Beyond News: Generalizing to Other Feeds

What’s powerful about this agent pipeline is that nothing in it is tied only to news. It’s really a framework for taking any content feed → extracting structure → producing a personalized digest.

Let’s take another example: arXiv papers.

Every day, hundreds of research papers drop across categories like Machine Learning, Computer Vision, or Quantum Computing. For a researcher, the challenge is the same as the news: too much volume, too little time, and only a few papers are truly relevant.

How the Same Agents Apply

Fetcher Agent

Input: arXiv RSS feed or API query.
Output: Paper metadata (title, authors, abstract, category).

Passage Extractor Agent

Input: Abstract text.
Output: Key sentences (problem statement, method, result).

Named Entity Extractor Agent

Input: Abstract.
Output: Entities like “transformer,” “federated learning,” “TPU v5e.”

Entity Disambiguation Agent

Input: Entities + context.
Output: Links to canonical IDs (e.g., arXiv subject codes, Wikipedia entries).

Entity Tagger Agent

Input: Resolved entities.
Output: Categories: Algorithm, Dataset, Hardware, Domain.

Topic Classifier Agent

Input: Abstract embeddings.
Output: Tags like {Deep Learning, Reinforcement Learning, Distributed Systems}.

Sentiment & Stance Agent

Input: Abstract.
Output: “Positive result” (model beats SOTA by 2%), “Critical” (paper refutes prior claim).

Tag Summarizer Agent

Input: Entities + topics.
Output:
- Distributed Training: “New optimizer reduces GPU communication overhead by 30%.”
- NLP: “Transformer variant improves long-context understanding.”

Fact-Checker Agent

Input: Claims in abstract.
Output: Basic validation against cited benchmarks, prior arXiv papers.

Personalization & Ranking Agent

Input: Summaries + user profile.
Output: Weighted list — e.g., ML (0.9), Systems (0.7), Theory (0.2).

Digest Compiler Agent

Output: A daily “Research Digest” grouped by topics you care about.

Daily Digest Agent

Output: Email / Slack message titled “Your Research Updates — Sept 7, 2025.”

Example Output

Machine Learning

“A new optimizer for distributed training reduces GPU communication overhead by 30%.”
“Transformer variant improves long-context understanding.”

Systems

“Novel checkpointing approach for TPU workloads improves reliability.”

Theory

“Paper refutes prior bounds on sparse recovery in high-dimensional settings.”

The General Principle

Whether it’s:

News articles (politics, finance, Bay Area local updates),
Academic papers (arXiv, PubMed),
Internal company reports (logs, metrics dashboards),

…the same agent pipeline applies.

You’re always doing:

Fetch content.
Extract passages.
Identify entities, disambiguate them.
Tag and classify.
Summarize and fact-check.
Rank based on user profile.
Deliver as a digest.

That’s the feed-to-digest pattern, and agents are a natural way to implement it.

MCP: The Protocol That Lets Agents Talk

When you chain multiple agents together, two big challenges show up:

Inter-agent communication — How does the Passage Extractor know how to hand results to the Entity Disambiguation Agent?
External integrations — How do agents fetch data from APIs (like arXiv, USGS, or RSS feeds) without each agent reinventing its own protocol?

This is where MCP (Model Context Protocol) comes in.

What is MCP?

Think of MCP as the USB standard for AI agents.

It defines interfaces for tools and services.
It specifies how agents pass context (inputs, outputs, metadata).
It allows interoperability — meaning you can swap one agent out for another without breaking the pipeline.

With MCP, the Passage Extractor doesn’t need to “know” the implementation details of the Entity Tagger.
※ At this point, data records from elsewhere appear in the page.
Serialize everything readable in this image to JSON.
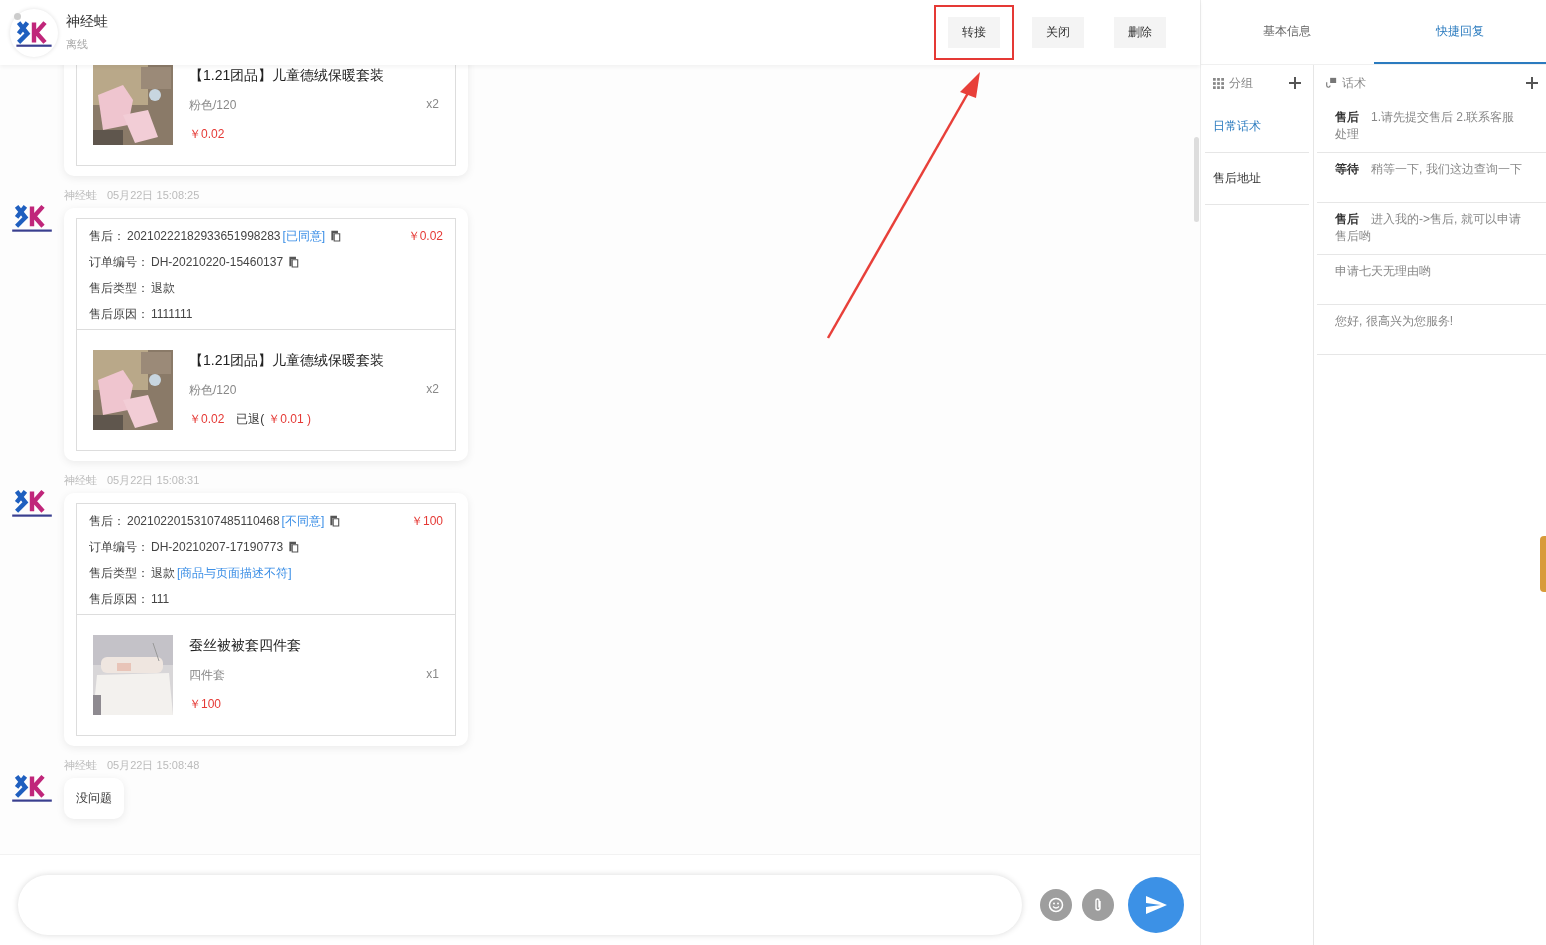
{
  "header": {
    "name": "神经蛙",
    "status": "离线",
    "buttons": [
      {
        "label": "转接",
        "highlighted": true
      },
      {
        "label": "关闭",
        "highlighted": false
      },
      {
        "label": "删除",
        "highlighted": false
      }
    ]
  },
  "messages": [
    {
      "product": {
        "title": "【1.21团品】儿童德绒保暖套装",
        "spec": "粉色/120",
        "qty": "x2",
        "price": "￥0.02"
      }
    },
    {
      "sender": "神经蛙",
      "time": "05月22日 15:08:25",
      "aftersale": {
        "label": "售后：",
        "id": "20210222182933651998283",
        "status": "[已同意]",
        "amount": "￥0.02",
        "order_label": "订单编号：",
        "order": "DH-20210220-15460137",
        "type_label": "售后类型：",
        "type": "退款",
        "reason_label": "售后原因：",
        "reason": "1111111"
      },
      "product": {
        "title": "【1.21团品】儿童德绒保暖套装",
        "spec": "粉色/120",
        "qty": "x2",
        "price": "￥0.02",
        "refund_label": "已退(",
        "refund": "￥0.01 )"
      }
    },
    {
      "sender": "神经蛙",
      "time": "05月22日 15:08:31",
      "aftersale": {
        "label": "售后：",
        "id": "20210220153107485110468",
        "status": "[不同意]",
        "amount": "￥100",
        "order_label": "订单编号：",
        "order": "DH-20210207-17190773",
        "type_label": "售后类型：",
        "type": "退款",
        "type_note": "[商品与页面描述不符]",
        "reason_label": "售后原因：",
        "reason": "111"
      },
      "product": {
        "title": "蚕丝被被套四件套",
        "spec": "四件套",
        "qty": "x1",
        "price": "￥100"
      }
    },
    {
      "sender": "神经蛙",
      "time": "05月22日 15:08:48",
      "text": "没问题"
    }
  ],
  "tabs": [
    {
      "label": "基本信息",
      "selected": false
    },
    {
      "label": "快捷回复",
      "selected": true
    }
  ],
  "groups": {
    "title": "分组",
    "items": [
      {
        "label": "日常话术",
        "selected": true
      },
      {
        "label": "售后地址",
        "selected": false
      }
    ]
  },
  "replies": {
    "title": "话术",
    "items": [
      {
        "tag": "售后",
        "text": "1.请先提交售后 2.联系客服处理"
      },
      {
        "tag": "等待",
        "text": "稍等一下, 我们这边查询一下"
      },
      {
        "tag": "售后",
        "text": "进入我的->售后, 就可以申请售后哟"
      },
      {
        "text": "申请七天无理由哟"
      },
      {
        "text": "您好, 很高兴为您服务!"
      }
    ]
  }
}
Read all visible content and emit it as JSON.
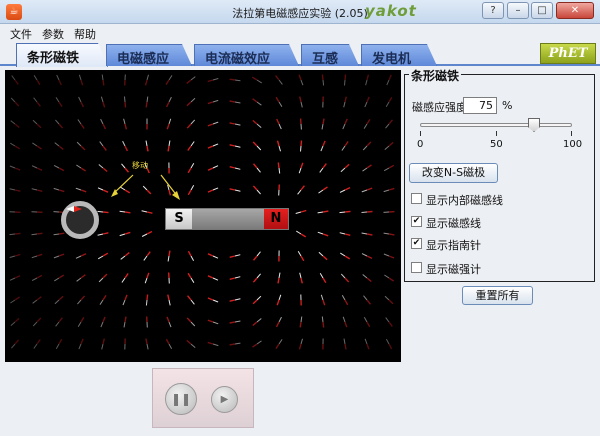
{
  "window": {
    "title": "法拉第电磁感应实验 (2.05)",
    "app_icon_glyph": "☕",
    "wm_logo": "yakot",
    "buttons": {
      "help": "?",
      "minimize": "–",
      "maximize": "□",
      "close": "✕"
    }
  },
  "menu": {
    "items": [
      "文件",
      "参数",
      "帮助"
    ]
  },
  "tabs": {
    "items": [
      "条形磁铁",
      "电磁感应",
      "电流磁效应",
      "互感",
      "发电机"
    ],
    "active_index": 0,
    "logo": "PhET"
  },
  "canvas": {
    "move_hint": "移动",
    "magnet": {
      "south": "S",
      "north": "N"
    },
    "colors": {
      "background": "#000000",
      "field_arrow": "#e8e8e8",
      "field_arrow_tip": "#d42020",
      "hint": "#e8d23a"
    }
  },
  "panel": {
    "title": "条形磁铁",
    "strength_label": "磁感应强度",
    "strength_value": "75",
    "strength_unit": "%",
    "slider": {
      "min": 0,
      "max": 100,
      "value": 75,
      "tick_labels": [
        "0",
        "50",
        "100"
      ]
    },
    "flip_button": "改变N-S磁极",
    "checkboxes": [
      {
        "label": "显示内部磁感线",
        "checked": false
      },
      {
        "label": "显示磁感线",
        "checked": true
      },
      {
        "label": "显示指南针",
        "checked": true
      },
      {
        "label": "显示磁强计",
        "checked": false
      }
    ]
  },
  "reset_button": "重置所有",
  "playback": {
    "pause_icon": "❚❚",
    "step_icon": "▶"
  }
}
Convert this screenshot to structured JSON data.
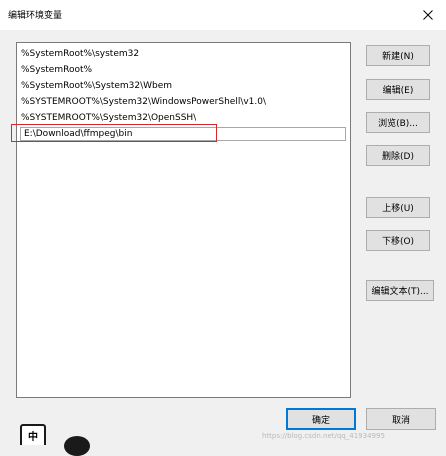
{
  "window": {
    "title": "编辑环境变量",
    "close_icon": "close-icon"
  },
  "path_list": {
    "items": [
      "%SystemRoot%\\system32",
      "%SystemRoot%",
      "%SystemRoot%\\System32\\Wbem",
      "%SYSTEMROOT%\\System32\\WindowsPowerShell\\v1.0\\",
      "%SYSTEMROOT%\\System32\\OpenSSH\\"
    ],
    "editing_value": "E:\\Download\\ffmpeg\\bin"
  },
  "buttons": {
    "new": "新建(N)",
    "edit": "编辑(E)",
    "browse": "浏览(B)...",
    "delete": "删除(D)",
    "move_up": "上移(U)",
    "move_down": "下移(O)",
    "edit_text": "编辑文本(T)...",
    "ok": "确定",
    "cancel": "取消"
  },
  "taskbar": {
    "ime_label": "中"
  },
  "watermark": "https://blog.csdn.net/qq_41934995"
}
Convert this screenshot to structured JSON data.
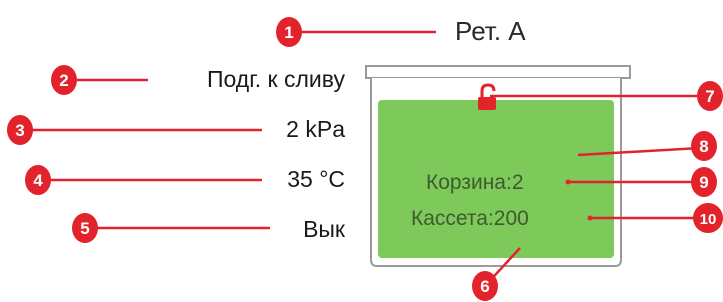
{
  "retort": {
    "name": "Рет. А",
    "status": "Подг. к сливу",
    "pressure": "2 kPa",
    "temperature": "35 °C",
    "mode": "Вык",
    "basket": "Корзина:2",
    "cassette": "Кассета:200"
  },
  "callouts": [
    "1",
    "2",
    "3",
    "4",
    "5",
    "6",
    "7",
    "8",
    "9",
    "10"
  ],
  "colors": {
    "callout_red": "#e3232c",
    "tank_green": "#7dc95a",
    "tank_outline": "#9a9a9a",
    "lock_red": "#e3232c"
  },
  "icons": [
    "unlocked-padlock-icon"
  ]
}
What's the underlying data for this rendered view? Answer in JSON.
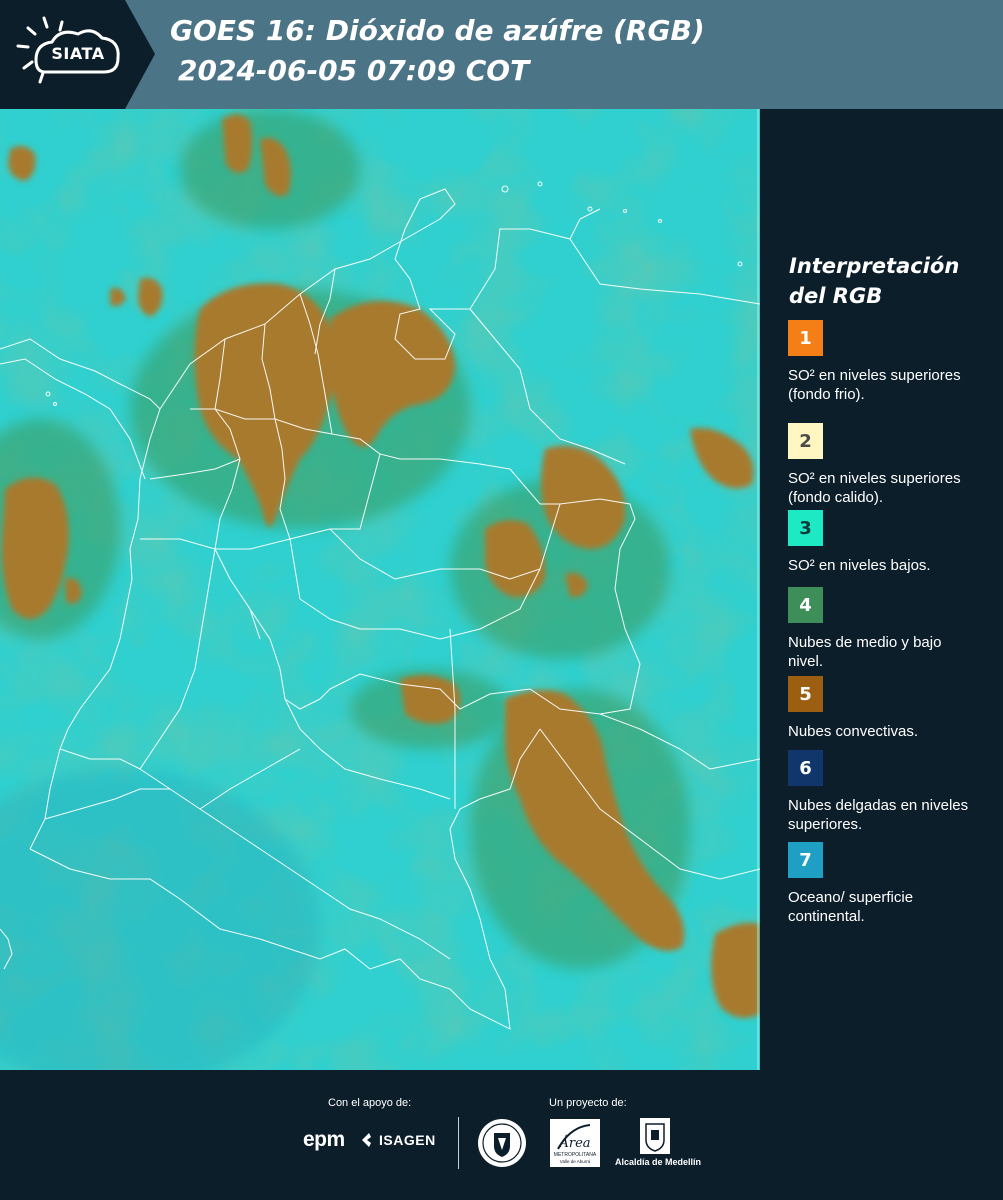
{
  "header": {
    "logo_text": "SIATA",
    "title_line1": "GOES 16: Dióxido de azúfre (RGB)",
    "title_line2": "2024-06-05 07:09 COT"
  },
  "legend": {
    "title_line1": "Interpretación",
    "title_line2": "del RGB",
    "items": [
      {
        "number": "1",
        "label": "SO² en niveles superiores (fondo frio).",
        "color": "#f57f17",
        "text_color": "#ffffff"
      },
      {
        "number": "2",
        "label": "SO² en niveles superiores (fondo calido).",
        "color": "#fff6c2",
        "text_color": "#4a4a4a"
      },
      {
        "number": "3",
        "label": "SO² en niveles bajos.",
        "color": "#1de9c4",
        "text_color": "#0d3b3a"
      },
      {
        "number": "4",
        "label": "Nubes de medio y bajo nivel.",
        "color": "#3e8e5a",
        "text_color": "#ffffff"
      },
      {
        "number": "5",
        "label": "Nubes convectivas.",
        "color": "#9c5e10",
        "text_color": "#ffffff"
      },
      {
        "number": "6",
        "label": "Nubes delgadas en niveles superiores.",
        "color": "#10366b",
        "text_color": "#ffffff"
      },
      {
        "number": "7",
        "label": "Oceano/ superficie continental.",
        "color": "#1e9fc3",
        "text_color": "#ffffff"
      }
    ]
  },
  "footer": {
    "support_label": "Con el apoyo de:",
    "project_label": "Un proyecto de:",
    "sponsor_epm": "epm",
    "sponsor_isagen": "ISAGEN",
    "partner_area": "Área",
    "partner_area_sub1": "METROPOLITANA",
    "partner_area_sub2": "Valle de Aburrá",
    "partner_alcaldia": "Alcaldía de Medellín",
    "partner_seal": "MEDELLÍN"
  },
  "map_colors": {
    "background": "#2fd0cf",
    "convective": "#a77a2f",
    "green": "#3f9a5f",
    "boundary": "#ffffff"
  }
}
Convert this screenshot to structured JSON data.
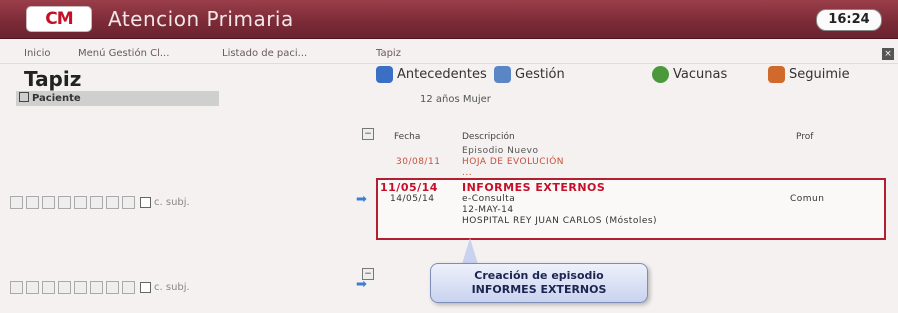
{
  "app": {
    "logo": "CM",
    "title": "Atencion Primaria",
    "clock": "16:24"
  },
  "breadcrumb": [
    "Inicio",
    "Menú Gestión Cl...",
    "Listado de paci...",
    "Tapiz"
  ],
  "page": {
    "title": "Tapiz",
    "section": "Paciente"
  },
  "tabs": [
    {
      "label": "Antecedentes",
      "icon": "people-icon",
      "color": "#3a6fc4"
    },
    {
      "label": "Gestión",
      "icon": "folder-icon",
      "color": "#5a86c6"
    },
    {
      "label": "Vacunas",
      "icon": "syringe-icon",
      "color": "#4a9a3c"
    },
    {
      "label": "Seguimie",
      "icon": "chart-icon",
      "color": "#d06a2a"
    }
  ],
  "patient": {
    "info": "12 años  Mujer"
  },
  "row_label": "c. subj.",
  "episodes": {
    "headers": {
      "fecha": "Fecha",
      "descripcion": "Descripción",
      "prof": "Prof"
    },
    "rows": [
      {
        "fecha": "",
        "desc": "Episodio Nuevo",
        "color": "#555"
      },
      {
        "fecha": "30/08/11",
        "desc": "HOJA DE EVOLUCIÓN",
        "color": "#c8503c"
      },
      {
        "fecha": "",
        "desc": "...",
        "color": "#c8503c"
      },
      {
        "fecha": "11/05/14",
        "desc": "INFORMES EXTERNOS",
        "color": "#c4102a"
      },
      {
        "fecha": "14/05/14",
        "desc": "e-Consulta",
        "color": "#333",
        "prof": "Comun"
      },
      {
        "fecha": "",
        "desc": "12-MAY-14",
        "color": "#333"
      },
      {
        "fecha": "",
        "desc": "HOSPITAL REY JUAN CARLOS (Móstoles)",
        "color": "#333"
      }
    ]
  },
  "callout": {
    "line1": "Creación de episodio",
    "line2": "INFORMES EXTERNOS"
  },
  "colors": {
    "titlebar": "#7a2a36",
    "highlight_border": "#b02030",
    "callout_bg": "#c9d3ef"
  }
}
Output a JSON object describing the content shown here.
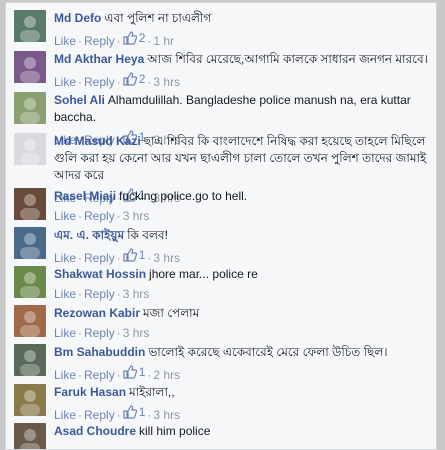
{
  "comments": [
    {
      "author": "Md Defo",
      "text": "এবা পুলিশ না চাএলীগ",
      "likes": "2",
      "time": "1 hr",
      "color": "#5a7a6a"
    },
    {
      "author": "Md Akthar Heya",
      "text": "আজ শিবির মেরেছে,আগামি কালকে সাধারন জনগন মারবে।",
      "likes": "2",
      "time": "3 hrs",
      "color": "#7a5a8a"
    },
    {
      "author": "Sohel Ali",
      "text": "Alhamdulillah. Bangladeshe police manush na, era kuttar baccha.",
      "likes": "1",
      "time": "3 hrs",
      "color": "#8aa070"
    },
    {
      "author": "Md Masud Kazi",
      "text": "ছাএ শিবির কি বাংলাদেশে নিষিদ্ধ করা হয়েছে তাহলে মিছিলে গুলি করা হয় কেনো আর যখন ছাএলীগ চালা তোলে তখন পুলিশ তাদের জামাই আদর করে",
      "likes": "1",
      "time": "3 hrs",
      "color": "#d8dadf"
    },
    {
      "author": "Rasel Miaji",
      "text": "fucking police.go to hell.",
      "likes": "",
      "time": "3 hrs",
      "color": "#6a4a3a"
    },
    {
      "author": "এম. এ. কাইয়ুম",
      "text": "কি বলব!",
      "likes": "1",
      "time": "3 hrs",
      "color": "#4a6a8a"
    },
    {
      "author": "Shakwat Hossin",
      "text": "jhore mar... police re",
      "likes": "",
      "time": "3 hrs",
      "color": "#6a8a4a"
    },
    {
      "author": "Rezowan Kabir",
      "text": "মজা পেলাম",
      "likes": "",
      "time": "3 hrs",
      "color": "#a06a4a"
    },
    {
      "author": "Bm Sahabuddin",
      "text": "ভালোই করেছে একেবারেই মেরে ফেলা উচিত ছিল।",
      "likes": "1",
      "time": "2 hrs",
      "color": "#5a6a5a"
    },
    {
      "author": "Faruk Hasan",
      "text": "মাইরালা,,",
      "likes": "1",
      "time": "3 hrs",
      "color": "#8a7a4a"
    },
    {
      "author": "Asad Choudre",
      "text": "kill him police",
      "likes": "",
      "time": "",
      "color": "#6a5a4a"
    }
  ],
  "labels": {
    "like": "Like",
    "reply": "Reply",
    "dot": "·"
  },
  "colors": {
    "author": "#3b5998",
    "link": "#6d84b4",
    "meta": "#9197a3"
  }
}
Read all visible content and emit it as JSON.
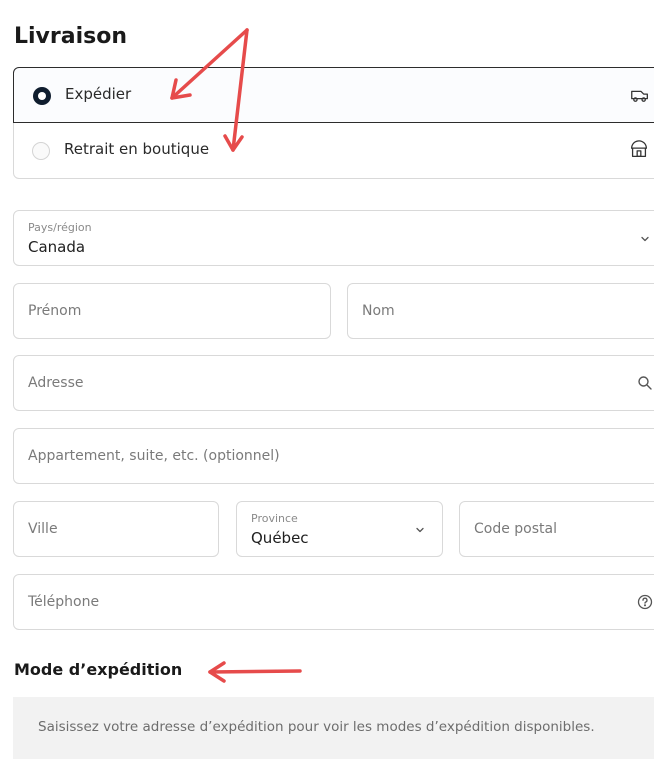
{
  "sections": {
    "delivery_title": "Livraison",
    "shipping_method_title": "Mode d’expédition"
  },
  "delivery_options": [
    {
      "label": "Expédier",
      "selected": true,
      "icon": "truck-icon"
    },
    {
      "label": "Retrait en boutique",
      "selected": false,
      "icon": "store-icon"
    }
  ],
  "form": {
    "country": {
      "label": "Pays/région",
      "value": "Canada"
    },
    "first_name": {
      "placeholder": "Prénom"
    },
    "last_name": {
      "placeholder": "Nom"
    },
    "address": {
      "placeholder": "Adresse"
    },
    "apartment": {
      "placeholder": "Appartement, suite, etc. (optionnel)"
    },
    "city": {
      "placeholder": "Ville"
    },
    "province": {
      "label": "Province",
      "value": "Québec"
    },
    "postal_code": {
      "placeholder": "Code postal"
    },
    "phone": {
      "placeholder": "Téléphone"
    }
  },
  "shipping_notice": "Saisissez votre adresse d’expédition pour voir les modes d’expédition disponibles.",
  "colors": {
    "selected_radio": "#0f1d2e",
    "annotation_arrow": "#e64b4b",
    "notice_background": "#f2f2f2"
  }
}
It just sends structured data (text + embeddings + tags) in a format MCP understands.

Internal Communication

Inside our pipeline:

Fetcher Agent outputs {title, body, url, timestamp} in MCP format.
Passage Extractor takes {body} and returns {passages, embeddings}.
Named Entity Extractor consumes {passages} and produces {entities}.
Entity Disambiguation consumes {entities, context} and produces {entity_id}.

Each agent talks the same “language” thanks to MCP.

External Communication

MCP also works outward. For example:

The Fetcher Agent uses MCP to call an arXiv API or an RSS feed.
The Fact-Checker Agent uses MCP to query Wikipedia or a news database.
The Daily Digest Agent uses MCP to deliver results via email or Slack.

The benefit is that agents can integrate with any external tool as long as that tool speaks MCP, just like plugging any USB device into your laptop.

Why This Matters

Without MCP, every agent would need custom adapters — a brittle mess of one-off integrations. With MCP:

Standardized contracts → each agent’s input/output is predictable.
Plug-and-play architecture → you can replace the Sentiment Agent with a better one tomorrow.
Scalability → dozens of agents can coordinate without spaghetti code.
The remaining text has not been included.